Belum lama duka di atas langit nusantara sirna pasca kepergian sang putra terbaik dari Tanah Timur, kini kabar yang sama datang dari Solo, kota seni berjuluk Spirit of Java.

Sang Maestro yang disebut oleh para penggemarnya sebagai The Godfather of Broken Heart, Didi Kempot, kini telah berpulang untuk selama-lamanya.

Kepergian sang legenda tembang Jawa ini, tentu sangat mengejutkan bagi siapa saja yang mencintainya.

Atiku ambyar tenan’ barangkali menjadi ungkapan yang sesuai untuk menggambarkan suasana hati pasca mengetahui kepergiannya.

Tak mengherankan jika banyak yang merasa kehilangan. Sebab sosok seperti dirinya sangat sulit ditemukan penggantinya. Pribadinya yang anggun, dan jauh dari sifat jumawa.

Lagu-lagu Didi Kempot juga mampu merangkul masyarakat dari berbagai lapisan. Selain liriknya yang sederhana dan membumi, juga mampu menembus sekat-sekat ras, suku, agama dan negara.

Di Malaysia, lagu-lagu Didi Kempot banyak diputar di rumah-rumah warga. Bahkan beberapa lagunya dijadikan sebagai soundtrack acara-acara sinetron di televisi nasional mereka. Bahkan lagunya berjudul Cidro, sempat populer di Amsterdam, Belanda dan diputar di radio-radio mereka.

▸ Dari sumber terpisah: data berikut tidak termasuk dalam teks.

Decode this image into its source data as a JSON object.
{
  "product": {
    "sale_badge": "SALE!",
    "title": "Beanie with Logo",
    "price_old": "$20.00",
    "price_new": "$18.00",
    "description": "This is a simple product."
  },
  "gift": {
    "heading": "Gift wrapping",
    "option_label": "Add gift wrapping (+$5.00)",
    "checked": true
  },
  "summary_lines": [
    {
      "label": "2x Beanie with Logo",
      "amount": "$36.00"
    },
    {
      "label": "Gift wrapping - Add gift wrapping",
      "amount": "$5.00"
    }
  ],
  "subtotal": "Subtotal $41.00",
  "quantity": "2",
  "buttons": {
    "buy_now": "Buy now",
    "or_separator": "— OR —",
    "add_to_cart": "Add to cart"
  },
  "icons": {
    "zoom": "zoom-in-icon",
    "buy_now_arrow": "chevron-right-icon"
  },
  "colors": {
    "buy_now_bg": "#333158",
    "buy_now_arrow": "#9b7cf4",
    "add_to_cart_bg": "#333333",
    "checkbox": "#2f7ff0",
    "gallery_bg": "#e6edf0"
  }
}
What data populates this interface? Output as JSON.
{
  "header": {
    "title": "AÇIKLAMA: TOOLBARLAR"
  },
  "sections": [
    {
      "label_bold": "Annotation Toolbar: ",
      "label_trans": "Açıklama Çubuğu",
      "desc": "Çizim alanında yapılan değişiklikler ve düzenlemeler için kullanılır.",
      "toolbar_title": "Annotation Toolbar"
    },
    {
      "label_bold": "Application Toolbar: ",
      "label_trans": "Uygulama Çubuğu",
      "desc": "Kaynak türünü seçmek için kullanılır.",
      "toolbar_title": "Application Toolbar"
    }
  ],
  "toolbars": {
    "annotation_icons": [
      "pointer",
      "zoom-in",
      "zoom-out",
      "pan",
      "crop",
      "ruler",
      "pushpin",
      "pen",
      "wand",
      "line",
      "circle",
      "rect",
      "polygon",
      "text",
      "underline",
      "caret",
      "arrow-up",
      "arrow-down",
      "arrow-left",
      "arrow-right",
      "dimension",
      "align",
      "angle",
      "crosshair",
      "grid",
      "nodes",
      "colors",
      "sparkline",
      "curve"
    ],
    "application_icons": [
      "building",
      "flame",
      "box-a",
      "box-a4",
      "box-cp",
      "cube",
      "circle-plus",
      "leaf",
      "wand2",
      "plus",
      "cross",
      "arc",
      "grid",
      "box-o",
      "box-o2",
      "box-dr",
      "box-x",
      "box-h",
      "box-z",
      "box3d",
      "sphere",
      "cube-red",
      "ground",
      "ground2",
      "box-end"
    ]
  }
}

Kehilangan Didi Kempot sama seperti halnya kehilangan Glen Fredly. Dukanya mengiris dalam. Karena kita semua tahu, mereka bukan sekedar artis, bukan pula sekedar musisi. Mereka adalah pejuang kemanusiaan dengan apa yang mereka lakukan.

Sang Maestro berjuluk The Godfather of Broken Heart

Penyanyi bernama asli Dionisius “Didi” Prasetyo ini sudah sejak pertengahan 1980-an meniti karir sebagai musisi.

Awalnya sebagai pengamen jalanan di trotoar-trotoar di Surakarta (Solo) hingga akhirnya memutuskan untuk hijrah ke Jakarta. Itulah sebabnya ia menggunakan nama panggung “Kempot” yang merupakan singkatan dari Kelompok Pengamen Trotoar.

Bakat dan “darah” seni Didi Kempot mengalir dari ayahnya, Ranto Gudel alias Mbah Ranto, seorang seniman terkenal di Jawa Tengah. Bakat seniman sang ayah juga mengalir ke kakak Didi Kempot: Mamiek Prakoso, pelawak senior dari Grup Srimulat.

Berbeda dengan para penyanyi lain, Didi Kempot tergolong super-produktif dalam menciptakan lagu. Konon ada 700-an lagu yang sudah berhasil ia nyanyikan, sebagian besar adalah karyanya sendiri.

Lagu-lagu Didi Kempot umumnya bertemakan rasa kehilangan dan patah hati, dua hal yang sering atau mungkin selalu dialami oleh setiap orang, termasuk saya. Karena itu sangat wajar kalau ia dijuluki sebagai “The Godfather of Broken Heart“, Sang Bapak Patah Hati.

Stasiun Balapan mungkin akan menjadi kenangan. Namun karya-karyanya akan senantiasa hidup melintasi zaman, dan terus menciptakan sobat-sobat ambyar.

Aku nelongso mergo ke bacut tresno… Ora ngiro saikine cidro…“ Sugeng tindak Pak Dhe, semoga khusnul khotimah menyertaimu, surga abadi menjadi rumah tinggalmu. Salam selalu dari sobat ambyar yang akan senantiasa merindukanmu.